In taking this line, they are trying to come to terms with the debate as it is taking place in Scotland. Labour, meanwhile, have simply excluded themselves from it. Tony Blair’s visits have become increasingly negative, culminating in his highly personal remarks on Thursday that Alex Salmond is only interested in “fighting England”, as if the SNP leader were a latter day William Wallace.
Now, there is a case to be made that the SNP leader, if he became First Minister, would be likely to take a more robust line towards Westminster on issues such as the attendance allowances which were withheld from free elderly care, or the #381 million in council tax benefit. Then of course there is oil, Trident, immigration... But it might be that the Scottish voters, while showing no obvious interest in secession, may want a government in Holyrood, which is a little more confrontational.
This is the only way of reconciling the great electoral contradiction of this election, which is that support for formal independence is dwindling, even as the SNP is drawing ahead of Labour. In the Yougov poll on Friday, support for a separate Scotland in Europe was down to 23%. Other polls have placed independence in Europe lower still, while showing a large majority in favour of more powers for Holyrood.
Jack McConnell is convinced that this contradiction is the key to victory. He has been tearing round the country to shopping centres and old peoples’ homes, selling the message that Labour, not the SNP, is the real “patriotic party”, Scotland’s real national party. However, he still looks the underdog. TV interviewers have begun to treat him as a loser, talking down to him and badgering him about inconsistencies in his local taxation policies. Bernard Ponsonby’s assault on the FM, currently running on YouTube, isn’t a pretty sight.

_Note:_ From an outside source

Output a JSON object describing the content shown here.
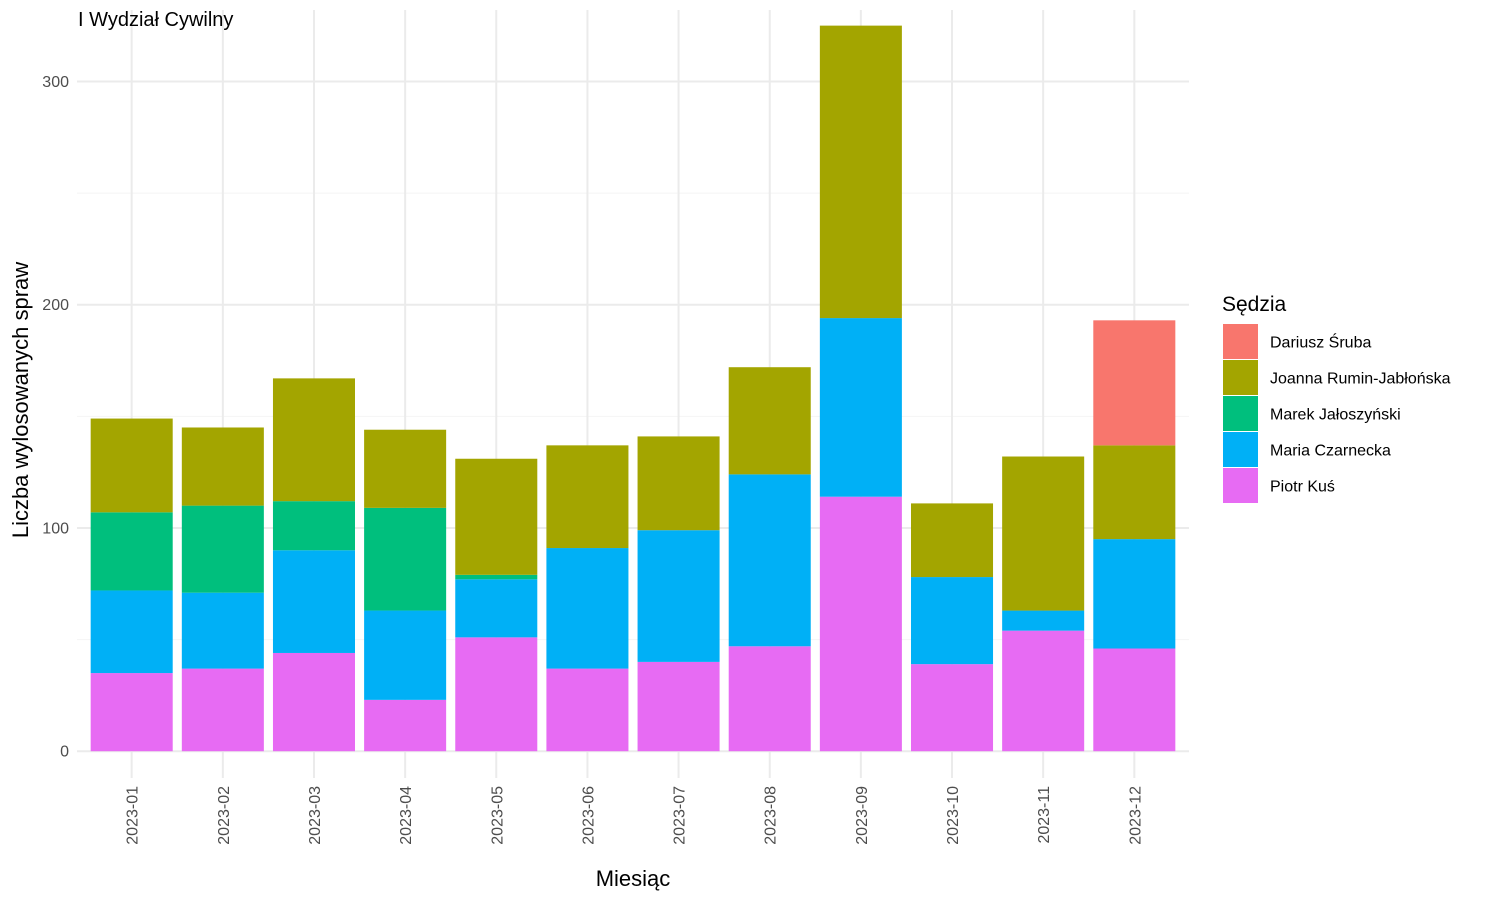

The SNP has conducted a cool presidential campaign, based around the personality of their leader and on an independence-lite policy programme. This is either perpetrating a fraud on the electorate, as Labour say, or it is just what it says it is - an attempt by the SNP to show it can be a credible party of government in Holyrood. The intriguing question, given the dismal showing in the opinion polls for a separate Scotland, is whether the SNP has now entered on a course that will inevitably lead it to become a “post-nationalist” party like its Catalan and Quebecois equivalents. Certainly, there is a long way to go before the SNP could conceivably win a referendum on independence. All those spending commitments have to be honoured, local income tax introduced, relations with Westminster harmonised.
And, first things first, it has to win the Holyrood election on Thursday and manage to cement a coalition government with the Liberal Democrats who are still refusing to countenance any referendum on anything. It all seems like an impossible task.
But the polls can’t all be wrong. And what they are saying is that, unless Labour pull something out of the hat in next three days, Alex Salmond will the next inhabitant of Bute House.